In a matter of seconds I had a list, a longer list than I needed of comps. And then I asked it to organize those comps in a way that I could then present to the taxing authority and it did that. In a matter of minutes I had a property tax appeal prepared or the support that I needed. Now that’s just one input.
Sam Carlson (40:57):
We want to know if it got … What the bill is.
Spencer Burton (41:04):
They valued it at Y, I appealed and proposed a value of X, and they met me in the middle. And now I’m at this point where okay, do I fight more for X, or do I accept the middle? My time such it’s not that much more I’ll probably just accept it. But the point is I did save myself some money by going through that exercise. But as it relates to real estate-
Sam Carlson (41:23):
Wait, wait, hold on, this is an AI show. I mean, just have ChatGPT fight with these guys, go back and forth, it’s not your time.
Michael Belasco (41:29):
What do you mean your time?
Sam Carlson (41:30):
It’s ChatGPT’s time.
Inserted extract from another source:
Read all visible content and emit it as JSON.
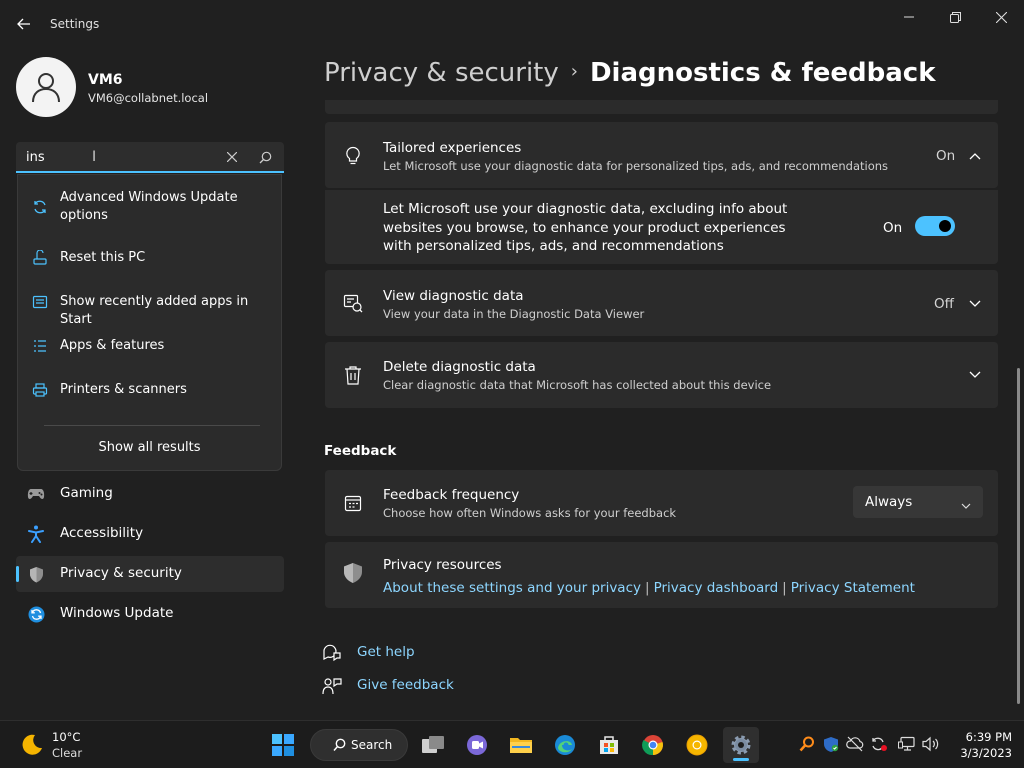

Exactly.
Spencer Burton (41:32):
Well, that’s how the government gets you is the next step is I’d actually have to do an in-person appeal.
Sam Carlson (41:38):
Spencer Burton (41:38):
Where the first step is an online appeal. So it’s like okay, do I really want to go in? And I could, right? I could have ChatGPT or whatever AI model produce some material that I can then go in person. And my time’s probably not worth whatever the tax amount was.
Michael Belasco (41:54):
They knew their target market here and were like “We know how to take this to the next level.
Spencer Burton (41:59):
No, they’re smart they know what they’re doing. The point is, is it relates to anything, right? It’s coming, you need to get your set together. The first iteration of your comp set can be created or assembled by AI.
Sam Carlson (42:14):
Okay. Let’s wrap it up here. I got one final question I’m going to give to you.
Michael Belasco (42:19):
We have more examples.
Sam Carlson (42:20):
I’ll give it to you, Michael, and then you, Spencer to finish. Real estate’s a relationship business, yes or no?
Spencer Burton (42:27):
Michael Belasco (42:27):
Sam Carlson (42:28):
Okay. Does that change? If so, how? If not, talk to me about that idea.
Michael Belasco (42:35):
This is one area I think AI is exciting because it gives you the freedom to prioritize your relationships. And that goes from top to bottom, from in any position. Now, this could go in many ways. Again, we’re at the infancy of this AI revolution, but theoretically where this is heading is that there is, like you mentioned, a guy who’s reviewing his accounts could do 120 when he was doing three prior. You can 10X your productivity and then you have that extra ability to go out and network and foster those relationships more. So I think this opens up an amazing opportunity to be able to grow your network a lot more just because it allows you to automate a lot of the tasks that you couldn’t before.
Sam Carlson (43:30):
All right, Spencer, final word.
Spencer Burton (43:31):
Oh, 100% agree, that’s exactly right. To me, the relationship piece is one of the most important, if not the most important aspect of commercial real estate both in terms of you develop unique proprietary insights oftentimes by talking to people. You source great deals through talking to people.
Michael Belasco (43:50):
Spencer Burton (43:51):
You build trust talking to people. You find the right people for your team by getting out there. To unlock your time, to spend it building relationships, and/or thinking critically about investments, and not spending your time briefing leases or assembling comp sets I think just makes all of us better.
Sam Carlson (44:17):
Awesome. All right. That was a fun episode. I mean, the two AI episodes back to back really exciting. I think there’s a lot of cool things coming with AI. Thanks for watching, we’ll see you on the next episode.